Il affrontera donc Alain Juppé, François Fillon et probablement Nicolas Sarkozy, ainsi qu’une poignée de «petits» candidats qui espèrent, grâce à un score honorable, se placer pour l’après-2017. Le Maire, lui, ne veut jouer que dans la cour des grands. «Je peux gagner, je vais gagner», explique-t-il à qui veut l’entendre. Président de la République ? Mais oui, il s’y voit. Et qu’on n’aille pas lui dire qu’il serait trop jeune pour le job. Il aura 48 ans en 2017, comme Giscard en 1974, plus que David Cameron ou Matteo Renzi quand ils sont arrivés au pouvoir. Face aux Juppé, Fillon, Sarkozy, concurrents qui cumulent à eux trois cent vingt ans de vie politique, il a pu préempter le slogan simpliste mais efficace du «renouveau».
Il est vrai qu’en politique, Le Maire est un bleu. Il ne s’est lancé qu’en 2007, à 37 ans. A cet âge, la plupart des responsables politiques de sa génération avaient déjà une bonne décennie d’heures de vol. Pour rattraper ce retard, il laboure le terrain à un rythme effréné. Méthodiquement, il aura visité et revisité depuis 2012 tous les départements, toutes les fédérations UMP, tous les métiers et les corporations.
Réseau.
La primaire de 2016 ? Il s’y voit depuis que la guerre Copé-Fillon a mis au jour l’impossible émergence d’un leader naturel après la défaite de Sarkozy. En juin 2013, il était déjà à Vesoul devant plusieurs centaines d’orphelins du sarkozysme rassemblés par le député Alain Chrétien, lemairiste de la première heure. «Vous avez devant vous un futur président de la République», avait osé ce dernier, introduisant son invité. Le Maire avait protesté. Mollement : «Ce n’est pas le sujet. J’essaie de construire quelque chose de cohérent. Nous verrons bien, le moment venu, si les Français y sont sensibles.» Pour construire, il ne s’entoure pas seulement de jeunes loups ambitieux. Il embarque aussi le rugueux Jérôme Grand d’Esnon, de la Ville de Paris, formé à l’école Chirac. Homme clé du dispositif Le Maire, cet homme-là n’a rien d’un poète…

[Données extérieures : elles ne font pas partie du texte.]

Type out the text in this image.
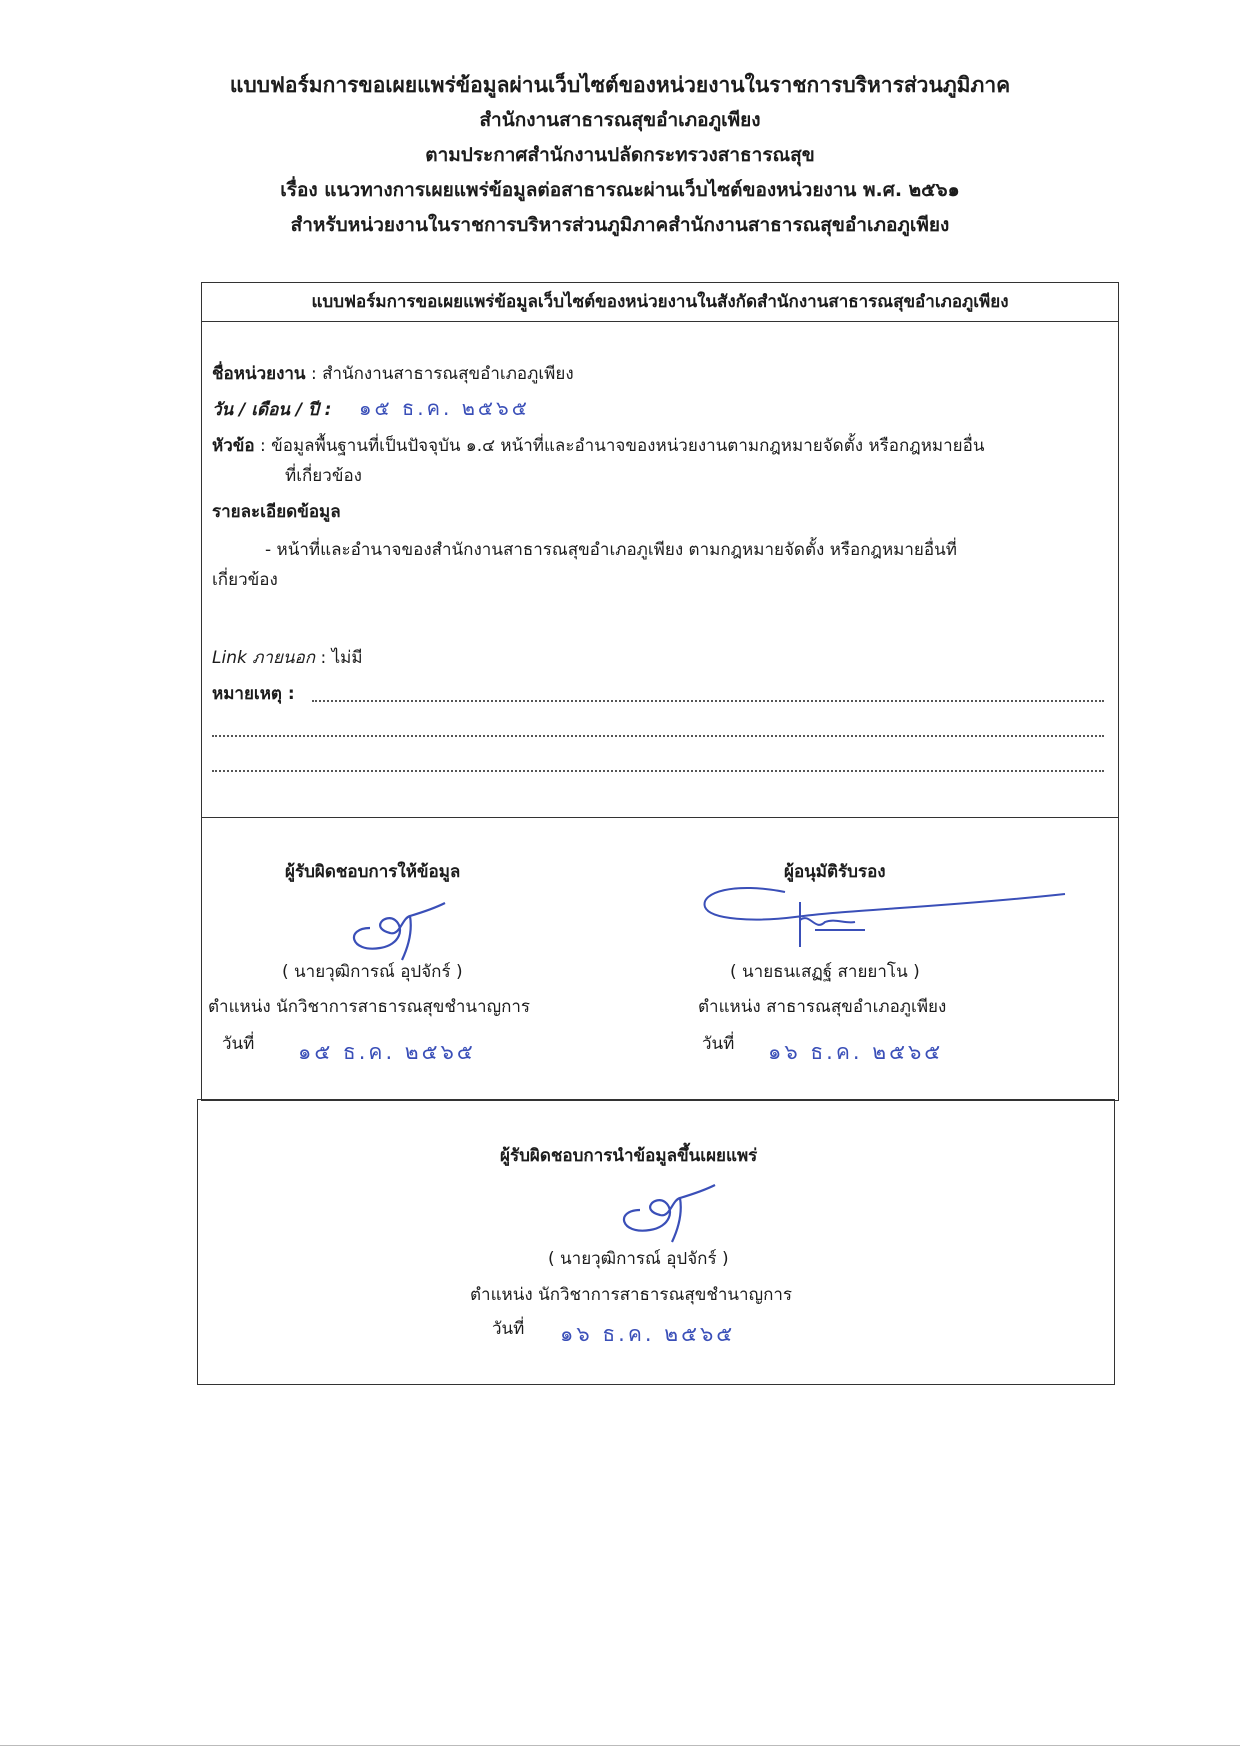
แบบฟอร์มการขอเผยแพร่ข้อมูลผ่านเว็บไซต์ของหน่วยงานในราชการบริหารส่วนภูมิภาค
สำนักงานสาธารณสุขอำเภอภูเพียง
ตามประกาศสำนักงานปลัดกระทรวงสาธารณสุข
เรื่อง แนวทางการเผยแพร่ข้อมูลต่อสาธารณะผ่านเว็บไซต์ของหน่วยงาน พ.ศ. ๒๕๖๑
สำหรับหน่วยงานในราชการบริหารส่วนภูมิภาคสำนักงานสาธารณสุขอำเภอภูเพียง
แบบฟอร์มการขอเผยแพร่ข้อมูลเว็บไซต์ของหน่วยงานในสังกัดสำนักงานสาธารณสุขอำเภอภูเพียง
ชื่อหน่วยงาน : สำนักงานสาธารณสุขอำเภอภูเพียง
วัน / เดือน / ปี : ๑๕ ธ.ค. ๒๕๖๕
หัวข้อ : ข้อมูลพื้นฐานที่เป็นปัจจุบัน ๑.๔ หน้าที่และอำนาจของหน่วยงานตามกฎหมายจัดตั้ง หรือกฎหมายอื่น
ที่เกี่ยวข้อง
รายละเอียดข้อมูล
- หน้าที่และอำนาจของสำนักงานสาธารณสุขอำเภอภูเพียง ตามกฎหมายจัดตั้ง หรือกฎหมายอื่นที่
เกี่ยวข้อง
Link ภายนอก : ไม่มี
หมายเหตุ :
ผู้รับผิดชอบการให้ข้อมูล
( นายวุฒิการณ์ อุปจักร์ )
ตำแหน่ง นักวิชาการสาธารณสุขชำนาญการ
วันที่ ๑๕ ธ.ค. ๒๕๖๕
ผู้อนุมัติรับรอง
( นายธนเสฏฐ์ สายยาโน )
ตำแหน่ง สาธารณสุขอำเภอภูเพียง
วันที่ ๑๖ ธ.ค. ๒๕๖๕
ผู้รับผิดชอบการนำข้อมูลขึ้นเผยแพร่
( นายวุฒิการณ์ อุปจักร์ )
ตำแหน่ง นักวิชาการสาธารณสุขชำนาญการ
วันที่ ๑๖ ธ.ค. ๒๕๖๕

A la faveur des élections municipales de mars 2014, l’ex-ministre de l’Agriculture s’est forgé un solide réseau de jeunes élus qui le voient déjà à l’Elysée. Il est allé faire son marché partout, notamment dans la capitale, où il s’est assuré le soutien des seules nouvelles têtes de la droite, les maires des Ve et IXe arrondissement, Florence Berthout et Delphine Bürkli.
Attitude.
«Bruno Le Maire ? C’est un homme qui se prépare», résume le metteur en scène Alain Sachs. Les deux hommes se sont rencontrés l’été dernier au Festival d’Avignon. Ce jour-là, ses pérégrinations l’ont conduit à la rencontre d’artistes. Ils étaient une petite dizaine à déjeuner, hommes et femmes de théâtre, autour de l’ex-ministre, par ailleurs agrégé de lettres et excellent connaisseur du dramaturge Thomas Bernhard. L’échange a été si plaisant qu’un comédien a lâché à la fin du repas : «Vous êtes beaucoup plus sympa qu’à la télévision.» Le Maire : «Je sais, c’est un peu mon problème.» Un convive lui suggérait alors, sur le ton de la plaisanterie, de «demander de l’aide» au metteur en scène assis à ses côtés. Le Maire a pris cela très au sérieux.

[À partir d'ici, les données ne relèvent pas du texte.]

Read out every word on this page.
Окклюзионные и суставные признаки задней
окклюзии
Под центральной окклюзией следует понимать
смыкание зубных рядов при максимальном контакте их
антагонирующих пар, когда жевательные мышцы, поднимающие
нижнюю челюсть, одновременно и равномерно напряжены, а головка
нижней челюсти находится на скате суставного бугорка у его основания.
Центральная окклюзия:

Relancé quelques jours plus tard, Alain Sachs s’est laissé tenter par celui qui avait eu le culot de disputer à Sarkozy la présidence de l’UMP, après avoir été l’un des rares à ne pas marcher derrière la Manif pour tous. Homme de gauche, le metteur en scène précise qu’il ne s’agit pas de coaching, ni de cours de théâtre. Non pas «fabriquer un personnage en reniant ce qu’il est vraiment», mais plutôt permettre au candidat de «se montrer tel qu’il est». L’homme de théâtre y trouve son compte : «Ce n’est pas tous jours qu’on rencontre un type qui veut devenir président de la République», confie-t-il. Du Shakespeare, pour de vrai.